Furthermore, the motivation by grades alone is unfortunately the only focus students should be expected to have. Afterall, everything from scholarships to student’s first jobs are primarily interested in grades. This whole process is circular, so as long as the majority of careers and assessments focus on grades, students too will follow the same path.
In education, there seems to be a belief that testing students is a method of determining what students know. While I managed to get through all lower education and my college undergraduate studies successfully, I found timed-testing to be a failed way of assessing my knowledge. I believe the only thing testing taught me was how faulty I’m capable of being under high stressed, timed conditions. The stress that would accumulate each day prior to the test and then peak during the test resulted in over thinking the problems and resolving them in (incorrect) ways I would never do on homework or in class problems. For me, asking the question, “what will be on the test?” was inevitably a way for me to reduce the amount of anxiety I knew I would be experiencing in these traditional test settings.

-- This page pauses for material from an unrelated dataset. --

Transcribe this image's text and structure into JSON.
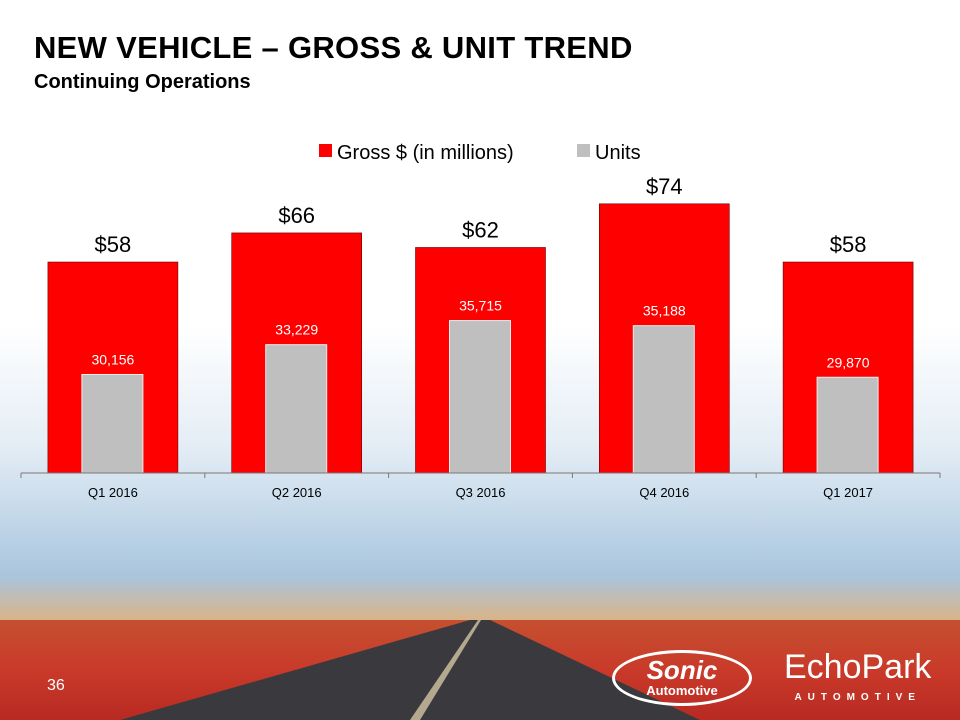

In Anti-Teaching: Confronting the Crisis of Significance, Michael Wesch posits that in order for students to learn, we must step away from “traditional teaching” methods, and identify new ways of encouraging students to learn. Author Ellen Langer adds that one-way (“single perspective”) teaching has become an institutionalized method of teaching students. This may unavoidably result in students believing the teachers’ spoken word to be unchallengeable and absolute, thus discouraging the students from reflecting on the material and possibly acquiring unique “perspectives”. Ellen has an interesting point when she suggests that teaching in a “conditional” manner engages true learning. From my experience, I believe this has generally been the way a majority of my graduate courses have been managed. In general, these courses provided open-ended testing and writing assignments requiring a pre-understanding (non-memorization) of course material, forcing me to think about what I’d learned, and in-turn providing my own unique response to the question(s) I was asked. If this same approach to teaching is utilized at the undergraduate level, students may feel more motivated to strive to utilize 100% of their potential to learning, with less dread of upcoming stress-related thoughtless memorization.